Let's set up the skeleton of our app. Please bear in mind that this isn't a C++ tutorial per se. If you want to learn more about the language, W3Schools provide an excellent introduction.
Copy and paste the following into your editor.
#include<iostream>
using namespace std;
int fibonacci(int num){
}
int main() {
fibonacci(1);
return 0;
}
The statements at the start of the program essentially allow us to output results to the screen and recieve input from the user. In this case we'll just be outputting results produced by the fibonacci function via it's single parameter 'num'. Both this parameter and the function are integer objects, as per the purpose of the exercise - working with whole numbers.
It's customary to have a 'main' function in C++ programs and this is often used to either run separately defined functions or an apps core code directly. The return statement at the end of main indicates the end of its execution and the numeric value indicates whether the functions execution was successful.
Note that the value in the call to the fibonacci function fibonacci(1); is arbitrary. The value of the parameter here is just for demonstration purposes and it's where you would tell fibonacci() the number of times to repeat.
Just under the line containing the function name and parameter (int fibonacci(int num){ )
type the following.
int i = 0;
int first = 0;
int second = 0;
int sum;
The integer variables first, second and sum will contain the values for the first two numbers and their sum respectively. The integer 'i' will be the iterator for the loop which will cycle through the sequence of the algorithm. The value of the parameter 'num' will determine how many times the sequence will repeat.
After the declaration of int sum; type the following.
first += 1;
second += 2;
sum = first + second;
cout << first << "\n";
cout << second << "\n";
As mentioned earlier, we increment the integer 'first' with a value of 1 then the integer 'second' with a value of 2. The 'sum' variable then stores the sum of these two variables. Afterwards, the result is output to the console.

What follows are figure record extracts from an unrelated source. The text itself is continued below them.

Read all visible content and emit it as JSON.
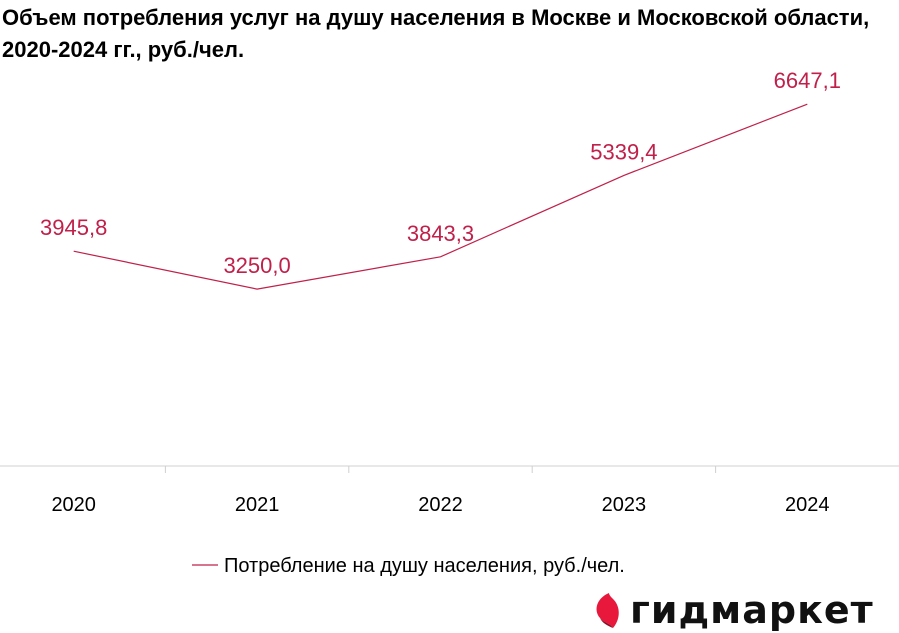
{
  "chart_data": {
    "type": "line",
    "title": "Объем потребления услуг на душу населения в Москве и Московской области, 2020-2024 гг., руб./чел.",
    "categories": [
      "2020",
      "2021",
      "2022",
      "2023",
      "2024"
    ],
    "series": [
      {
        "name": "Потребление на душу населения, руб./чел.",
        "values": [
          3945.8,
          3250.0,
          3843.3,
          5339.4,
          6647.1
        ],
        "labels": [
          "3945,8",
          "3250,0",
          "3843,3",
          "5339,4",
          "6647,1"
        ]
      }
    ],
    "ylim": [
      0,
      7000
    ],
    "grid": false,
    "legend_position": "bottom",
    "line_color": "#c0204a"
  },
  "brand": {
    "name": "гидмаркет",
    "logo_icon": "gidmarket-logo-icon",
    "logo_color": "#e8173c"
  }
}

Type the next block of code just above the last curly brace before the start of int main().
while (i < num) {
first += second;
second += first;
sum = first + second;
cout << first << "\n";
cout << second << "\n";
i++;
}
The While loop increments the value of 'i' for as long as 'i' is less than 'num'. As this is happening, the 'first' variable is incremented by the 'second', and then the the 'second' variable is "chained" back to 'first' by continuing - and reversing - the incrementation operation on the previous line. This is done so as not to break the process. 'Sum' continues to add the two variables together. 'i' effectively forces the process to repeat by adding another iteration to the loop (until it stops once its value is no longer less than that of 'num').
That's the end of the 'fibonacci' function (ensure there are an equal number of closing curly braces as there are opening curly braces).
Place the code for the 'main' function just underneath the 'fibonacci' definition.
int main() {
fibonacci(5);
return 0;
}
If you place this code in Code Blocks then select Build and Run under the Build menu, you should see a series of numeric values in the console following the fibonacci algorithm. The sequence will run a specific number of times producing a range of values depending on the number of iterations specified.
Further Development
There are lots of ways you can go with this. Websites such as the Euler Project provide similar coding challenges to the one outlined here and these puzzles in programming logic are a great way to practice. One book which I have found very useful over the years for learning computer programming problem solving techniques is this is one by Robert Lamey - Logical Problem Solving (Prentice Hall). It's quite an old volume, but is still available. I hope you enjoyed the tutorial and thanks for reading.